Damage caused by protesters at CPUT. (Photo: Xabiso Mkhabela)

Kansley said there would be no academic activity on campus and residences would close. From Friday, CPUT will provide transportation for students to return home, either to the Eastern or Northern Cape. All residents must leave by Friday, 12 May.

Management, she underlined, would be tough this time. “Our policy is zero tolerance for this type of behaviour.”

The students’ protests were held despite an order granted by the Western Cape High Court in Cape Town on Wednesday in favour of CPUT. 

In terms of the order, all CPUT students are interdicted from conducting themselves unlawfully on the CPUT’s campuses.

cput violence

Barrier tape at CPUT after it closed its doors because of violent protests. (Photo: Xabiso Mkhabela)

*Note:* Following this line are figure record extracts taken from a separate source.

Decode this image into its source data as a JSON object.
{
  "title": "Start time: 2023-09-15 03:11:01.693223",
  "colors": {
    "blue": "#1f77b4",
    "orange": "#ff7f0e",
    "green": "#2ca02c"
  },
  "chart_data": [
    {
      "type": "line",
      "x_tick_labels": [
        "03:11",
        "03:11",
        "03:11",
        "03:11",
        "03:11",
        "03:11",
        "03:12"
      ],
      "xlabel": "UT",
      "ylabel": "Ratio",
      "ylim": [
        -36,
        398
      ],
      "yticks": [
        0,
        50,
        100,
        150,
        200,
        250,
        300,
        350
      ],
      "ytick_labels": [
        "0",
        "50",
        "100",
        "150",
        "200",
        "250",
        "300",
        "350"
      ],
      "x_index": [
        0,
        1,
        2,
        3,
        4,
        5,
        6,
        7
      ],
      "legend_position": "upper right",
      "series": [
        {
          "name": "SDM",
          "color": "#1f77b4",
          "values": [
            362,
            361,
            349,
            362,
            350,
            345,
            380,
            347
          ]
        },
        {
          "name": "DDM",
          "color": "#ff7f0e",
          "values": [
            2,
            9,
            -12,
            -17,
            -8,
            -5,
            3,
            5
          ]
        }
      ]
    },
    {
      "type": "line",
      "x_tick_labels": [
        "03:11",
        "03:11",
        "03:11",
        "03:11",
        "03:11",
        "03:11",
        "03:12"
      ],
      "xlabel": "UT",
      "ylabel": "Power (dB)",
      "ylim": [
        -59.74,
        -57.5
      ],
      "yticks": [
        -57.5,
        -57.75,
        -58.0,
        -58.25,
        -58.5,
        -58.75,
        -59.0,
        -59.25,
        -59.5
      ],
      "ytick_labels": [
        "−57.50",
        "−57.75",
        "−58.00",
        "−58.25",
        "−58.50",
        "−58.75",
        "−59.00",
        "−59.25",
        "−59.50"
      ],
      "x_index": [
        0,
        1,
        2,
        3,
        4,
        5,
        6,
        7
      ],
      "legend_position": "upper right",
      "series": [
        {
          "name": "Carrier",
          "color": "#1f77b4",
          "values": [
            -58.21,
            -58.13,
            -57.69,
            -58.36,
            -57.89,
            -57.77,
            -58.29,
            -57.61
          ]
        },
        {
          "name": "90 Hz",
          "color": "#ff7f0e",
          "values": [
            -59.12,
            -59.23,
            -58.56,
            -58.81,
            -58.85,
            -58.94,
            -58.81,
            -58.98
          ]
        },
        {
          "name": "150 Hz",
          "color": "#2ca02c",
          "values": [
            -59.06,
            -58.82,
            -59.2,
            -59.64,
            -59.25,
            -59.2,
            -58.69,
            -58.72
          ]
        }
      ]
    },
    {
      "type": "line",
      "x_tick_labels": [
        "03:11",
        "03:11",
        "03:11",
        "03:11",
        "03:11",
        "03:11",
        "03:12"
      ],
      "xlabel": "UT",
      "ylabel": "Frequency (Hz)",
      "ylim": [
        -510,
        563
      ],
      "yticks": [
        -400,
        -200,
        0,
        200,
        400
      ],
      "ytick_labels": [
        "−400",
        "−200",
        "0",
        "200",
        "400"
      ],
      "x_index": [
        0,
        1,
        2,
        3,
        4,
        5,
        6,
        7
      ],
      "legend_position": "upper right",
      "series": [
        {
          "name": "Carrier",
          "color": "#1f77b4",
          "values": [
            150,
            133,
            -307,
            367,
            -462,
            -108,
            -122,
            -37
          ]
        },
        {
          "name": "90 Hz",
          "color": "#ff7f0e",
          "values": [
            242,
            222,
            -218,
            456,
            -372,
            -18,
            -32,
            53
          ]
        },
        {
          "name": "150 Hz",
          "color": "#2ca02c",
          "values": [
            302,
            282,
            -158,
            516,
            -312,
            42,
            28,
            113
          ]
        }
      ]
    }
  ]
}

Students were also interdicted from barricading entrances to CPUT campuses and residences, including any off-campus buildings, damaging or vandalising CPUT immovable properties, and intimidating, harassing, threatening or harming CPUT’s students or employees or any person at CPUT’s campuses. The interdict is valid for CPUT campuses in Bellville, District Six, Mowbray, Wellington Campus and Granger Bay.

CPUT management said in a statement: “The institution has successfully applied for and been granted an interim court order interdicting the disruption of any university activities, unlawful conduct including violence, intimidation, incitement and damage to CPUT property and vehicles. Violation of this order is a criminal offence and all transgressors will be dealt with accordingly.”

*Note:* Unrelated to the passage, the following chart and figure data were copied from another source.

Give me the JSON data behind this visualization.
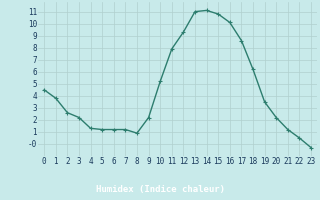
{
  "x": [
    0,
    1,
    2,
    3,
    4,
    5,
    6,
    7,
    8,
    9,
    10,
    11,
    12,
    13,
    14,
    15,
    16,
    17,
    18,
    19,
    20,
    21,
    22,
    23
  ],
  "y": [
    4.5,
    3.8,
    2.6,
    2.2,
    1.3,
    1.2,
    1.2,
    1.2,
    0.9,
    2.2,
    5.2,
    7.9,
    9.3,
    11.0,
    11.1,
    10.8,
    10.1,
    8.6,
    6.2,
    3.5,
    2.2,
    1.2,
    0.5,
    -0.3
  ],
  "line_color": "#2d7d6e",
  "marker": "+",
  "marker_size": 3,
  "bg_color": "#c8eaea",
  "grid_color": "#b0d0ce",
  "xlabel": "Humidex (Indice chaleur)",
  "xlim": [
    -0.5,
    23.5
  ],
  "ylim": [
    -1.0,
    11.8
  ],
  "yticks": [
    0,
    1,
    2,
    3,
    4,
    5,
    6,
    7,
    8,
    9,
    10,
    11
  ],
  "ytick_labels": [
    "-0",
    "1",
    "2",
    "3",
    "4",
    "5",
    "6",
    "7",
    "8",
    "9",
    "10",
    "11"
  ],
  "xticks": [
    0,
    1,
    2,
    3,
    4,
    5,
    6,
    7,
    8,
    9,
    10,
    11,
    12,
    13,
    14,
    15,
    16,
    17,
    18,
    19,
    20,
    21,
    22,
    23
  ],
  "xlabel_fontsize": 6.5,
  "tick_fontsize": 5.5,
  "line_width": 1.0,
  "xlabel_bg": "#3a7a7a",
  "xlabel_color": "#ffffff",
  "tick_color": "#1a3a5c"
}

The CPUT SRC distanced itself from the mayhem at CPUT’s campuses.

Police spokesperson Warrant Officer Joseph Swartbooi said about 200 students were involved in the protests.

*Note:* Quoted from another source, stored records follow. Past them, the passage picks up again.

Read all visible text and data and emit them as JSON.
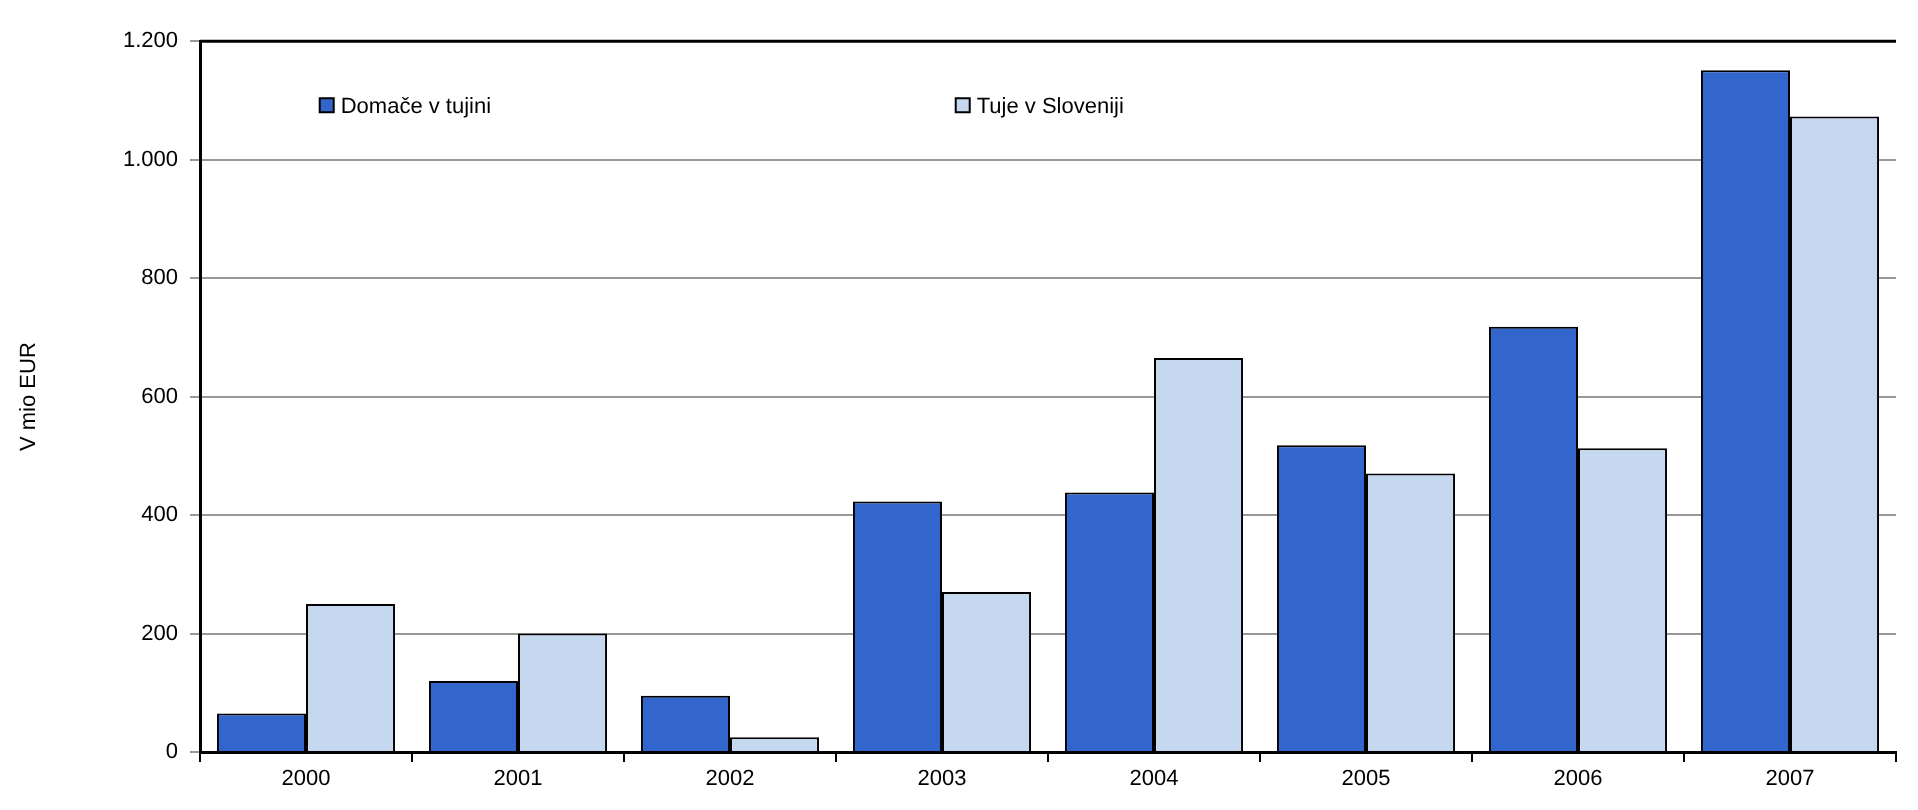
{
  "chart_data": {
    "type": "bar",
    "ylabel": "V mio EUR",
    "categories": [
      "2000",
      "2001",
      "2002",
      "2003",
      "2004",
      "2005",
      "2006",
      "2007"
    ],
    "series": [
      {
        "name": "Domače v tujini",
        "color": "#3366cc",
        "values": [
          65,
          120,
          95,
          423,
          438,
          518,
          718,
          1151
        ]
      },
      {
        "name": "Tuje v Sloveniji",
        "color": "#c6d8ef",
        "values": [
          250,
          200,
          25,
          270,
          665,
          470,
          513,
          1073
        ]
      }
    ],
    "ylim": [
      0,
      1200
    ],
    "yticks": [
      0,
      200,
      400,
      600,
      800,
      {
        "value": 1000,
        "label": "1.000"
      },
      {
        "value": 1200,
        "label": "1.200"
      }
    ],
    "grid": "y",
    "legend": "top"
  }
}
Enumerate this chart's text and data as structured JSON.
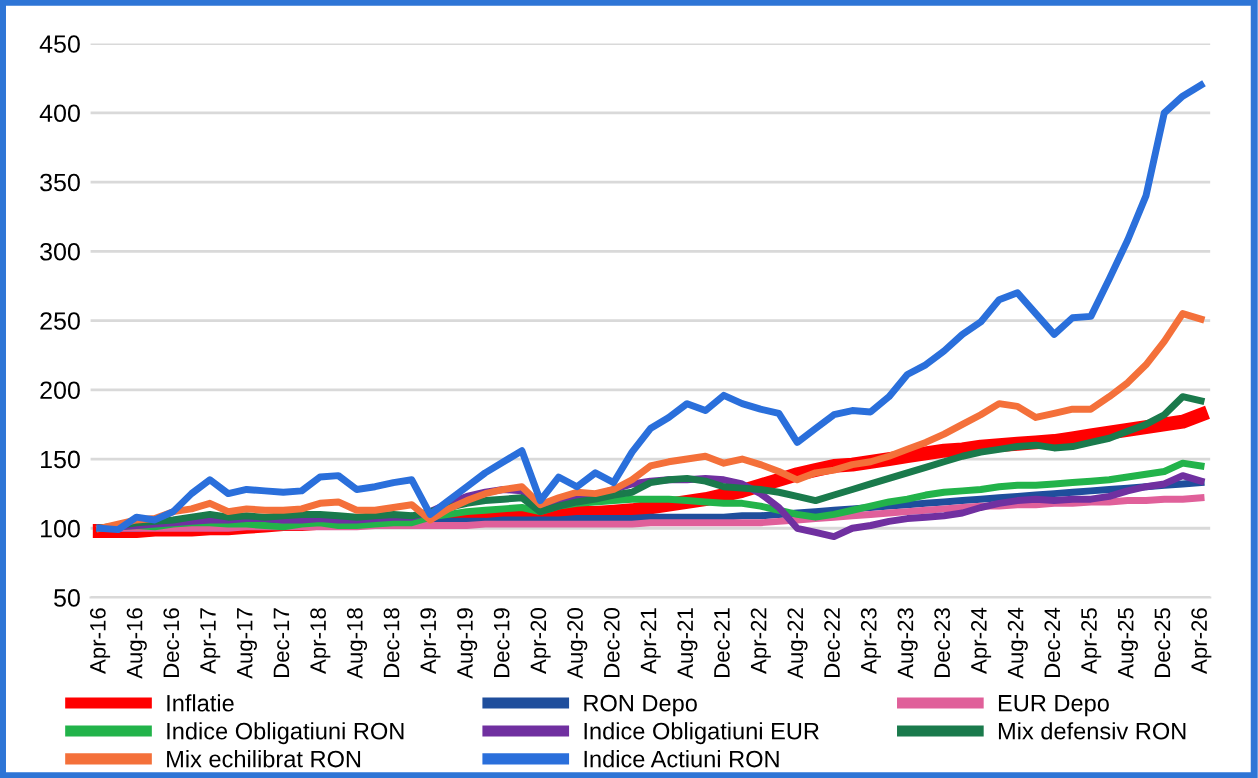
{
  "chart_data": {
    "type": "line",
    "categories": [
      "Apr-16",
      null,
      "Aug-16",
      null,
      "Dec-16",
      null,
      "Apr-17",
      null,
      "Aug-17",
      null,
      "Dec-17",
      null,
      "Apr-18",
      null,
      "Aug-18",
      null,
      "Dec-18",
      null,
      "Apr-19",
      null,
      "Aug-19",
      null,
      "Dec-19",
      null,
      "Apr-20",
      null,
      "Aug-20",
      null,
      "Dec-20",
      null,
      "Apr-21",
      null,
      "Aug-21",
      null,
      "Dec-21",
      null,
      "Apr-22",
      null,
      "Aug-22",
      null,
      "Dec-22",
      null,
      "Apr-23",
      null,
      "Aug-23",
      null,
      "Dec-23",
      null,
      "Apr-24",
      null,
      "Aug-24",
      null,
      "Dec-24",
      null,
      "Apr-25",
      null,
      "Aug-25",
      null,
      "Dec-25",
      null,
      "Apr-26"
    ],
    "series": [
      {
        "name": "Inflatie",
        "color": "#ff0000",
        "values": [
          98,
          98,
          98,
          99,
          99,
          99,
          100,
          100,
          101,
          102,
          103,
          103,
          104,
          104,
          105,
          105,
          106,
          106,
          107,
          107,
          108,
          108,
          109,
          109,
          110,
          110,
          111,
          111,
          112,
          113,
          115,
          117,
          119,
          121,
          124,
          127,
          131,
          135,
          139,
          142,
          145,
          146,
          148,
          150,
          152,
          154,
          156,
          157,
          159,
          160,
          161,
          162,
          163,
          165,
          167,
          169,
          171,
          173,
          175,
          177,
          182
        ]
      },
      {
        "name": "RON Depo",
        "color": "#1f4e9c",
        "values": [
          100,
          100,
          100,
          101,
          101,
          101,
          101,
          102,
          102,
          102,
          102,
          103,
          103,
          103,
          103,
          104,
          104,
          104,
          105,
          105,
          105,
          105,
          106,
          106,
          106,
          106,
          107,
          107,
          107,
          107,
          108,
          108,
          108,
          108,
          108,
          109,
          109,
          110,
          111,
          112,
          113,
          114,
          115,
          116,
          117,
          118,
          119,
          120,
          121,
          122,
          123,
          124,
          125,
          126,
          127,
          128,
          129,
          130,
          131,
          132,
          133
        ]
      },
      {
        "name": "EUR Depo",
        "color": "#e0609a",
        "values": [
          100,
          100,
          100,
          100,
          100,
          100,
          100,
          100,
          101,
          101,
          101,
          101,
          101,
          101,
          101,
          102,
          102,
          102,
          102,
          102,
          102,
          103,
          103,
          103,
          103,
          103,
          103,
          103,
          103,
          103,
          104,
          104,
          104,
          104,
          104,
          104,
          104,
          105,
          106,
          107,
          108,
          109,
          110,
          111,
          112,
          113,
          114,
          115,
          116,
          116,
          117,
          117,
          118,
          118,
          119,
          119,
          120,
          120,
          121,
          121,
          122
        ]
      },
      {
        "name": "Indice Obligatiuni RON",
        "color": "#22b34a",
        "values": [
          100,
          101,
          102,
          101,
          103,
          104,
          104,
          103,
          103,
          102,
          101,
          103,
          104,
          102,
          102,
          103,
          104,
          104,
          108,
          110,
          112,
          113,
          114,
          115,
          112,
          116,
          118,
          119,
          120,
          121,
          121,
          121,
          120,
          119,
          118,
          118,
          116,
          113,
          110,
          108,
          110,
          113,
          116,
          119,
          121,
          124,
          126,
          127,
          128,
          130,
          131,
          131,
          132,
          133,
          134,
          135,
          137,
          139,
          141,
          147,
          145
        ]
      },
      {
        "name": "Indice Obligatiuni EUR",
        "color": "#7030a0",
        "values": [
          100,
          101,
          102,
          103,
          104,
          105,
          106,
          106,
          107,
          107,
          106,
          106,
          107,
          106,
          106,
          107,
          108,
          108,
          112,
          118,
          123,
          126,
          128,
          127,
          115,
          120,
          122,
          124,
          128,
          132,
          134,
          135,
          135,
          136,
          135,
          132,
          125,
          115,
          100,
          97,
          94,
          100,
          102,
          105,
          107,
          108,
          109,
          111,
          115,
          118,
          120,
          121,
          120,
          121,
          121,
          123,
          127,
          130,
          132,
          138,
          134
        ]
      },
      {
        "name": "Mix defensiv RON",
        "color": "#1a7a4c",
        "values": [
          100,
          102,
          104,
          105,
          106,
          108,
          110,
          108,
          109,
          108,
          109,
          110,
          110,
          109,
          108,
          109,
          110,
          109,
          112,
          115,
          118,
          120,
          121,
          122,
          112,
          116,
          119,
          121,
          124,
          126,
          133,
          135,
          136,
          134,
          130,
          129,
          128,
          126,
          123,
          120,
          124,
          128,
          132,
          136,
          140,
          144,
          148,
          152,
          155,
          157,
          159,
          160,
          158,
          159,
          162,
          165,
          170,
          175,
          182,
          195,
          192
        ]
      },
      {
        "name": "Mix echilibrat RON",
        "color": "#f4703a",
        "values": [
          100,
          103,
          106,
          107,
          112,
          114,
          118,
          112,
          114,
          113,
          113,
          114,
          118,
          119,
          113,
          113,
          115,
          117,
          106,
          114,
          120,
          125,
          128,
          130,
          117,
          122,
          126,
          125,
          128,
          135,
          145,
          148,
          150,
          152,
          147,
          150,
          146,
          141,
          135,
          140,
          142,
          146,
          148,
          152,
          157,
          162,
          168,
          175,
          182,
          190,
          188,
          180,
          183,
          186,
          186,
          195,
          205,
          218,
          235,
          255,
          251
        ]
      },
      {
        "name": "Indice Actiuni RON",
        "color": "#2a6fdb",
        "values": [
          100,
          99,
          108,
          106,
          112,
          125,
          135,
          125,
          128,
          127,
          126,
          127,
          137,
          138,
          128,
          130,
          133,
          135,
          110,
          120,
          130,
          140,
          148,
          156,
          120,
          137,
          130,
          140,
          133,
          155,
          172,
          180,
          190,
          185,
          196,
          190,
          186,
          183,
          162,
          172,
          182,
          185,
          184,
          195,
          211,
          218,
          228,
          240,
          249,
          265,
          270,
          255,
          240,
          252,
          253,
          280,
          308,
          340,
          400,
          412,
          420
        ]
      }
    ],
    "ylim": [
      50,
      450
    ],
    "yticks": [
      50,
      100,
      150,
      200,
      250,
      300,
      350,
      400,
      450
    ],
    "grid": "y",
    "legend": "bottom",
    "line_style": "solid",
    "marker": "none"
  }
}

Members of the SAPS are patrolling the campuses. DM


Comments - Please in order to comment.

  • Ian Steven says:

    How many hours of lectures per week do 60 credits entail?

    • Karin Swart says:

      The credits are attached to a subject, not the number of lectures. The minimum credits in our department (IT) is 10 for a subject that has only 2 45-minute periods a week. A 20 credits-bearing subject has between 4 and 6 45-minute periods per week.
      At a guess, I would say that the NSFAS decision is to give accommodation preference to students who are studying a full complement of subjects (6 – 10) and not just 1 or 2. The point is that it was a NSFAS decision, not a CPUT decision; they should go and protest at the NSFAS offices.

  • Andrew Martin says:

    Completely unacceptable behaviour.

  • Paddy Ross says:

    Why is it that people in South Africa who have grievances destroy the facilities that are giving them an opportunity to advance their position in society? It defies logic.

  • Margaret Jensen says:

    The same things occurred at NMU in Gqeberha this week.
    There were some arrests but then the arson events took place.
    Unacceptable behaviour!!!

  • John Walton Gardiner says:

    “We were supposed to have a mass meeting with students on Wednesday. It didn’t take place because of logistics”
    Logistics? If the students were served up this, sans gravy – as we DM readers were – might they have construed it as obfuscation or, more frustratingly, as facetiousness?
    Vincent would no doubt be aware that his now expanding upon these”logistics” could place CPUT management in a different light. It should have been done at the time of writing.

    • John Walton Gardiner says:

      Expanded one way, CPUT management is placed in the harsh spotlight of “blame”.
      Expanded another, CPUT management basks in the light of the exemplary.
      Whichever, the throwaway ‘logistics” becomes essential.
      Tell us more, DM. Neither the students nor the CPUT management should be wronged because you looked away.

  • Fanie Rajesh Ngabiso says:

    In order to demand the right to learn I destroy the only possibility I have of doing so.

    I literally cry for the destructive futility of what these students are doing.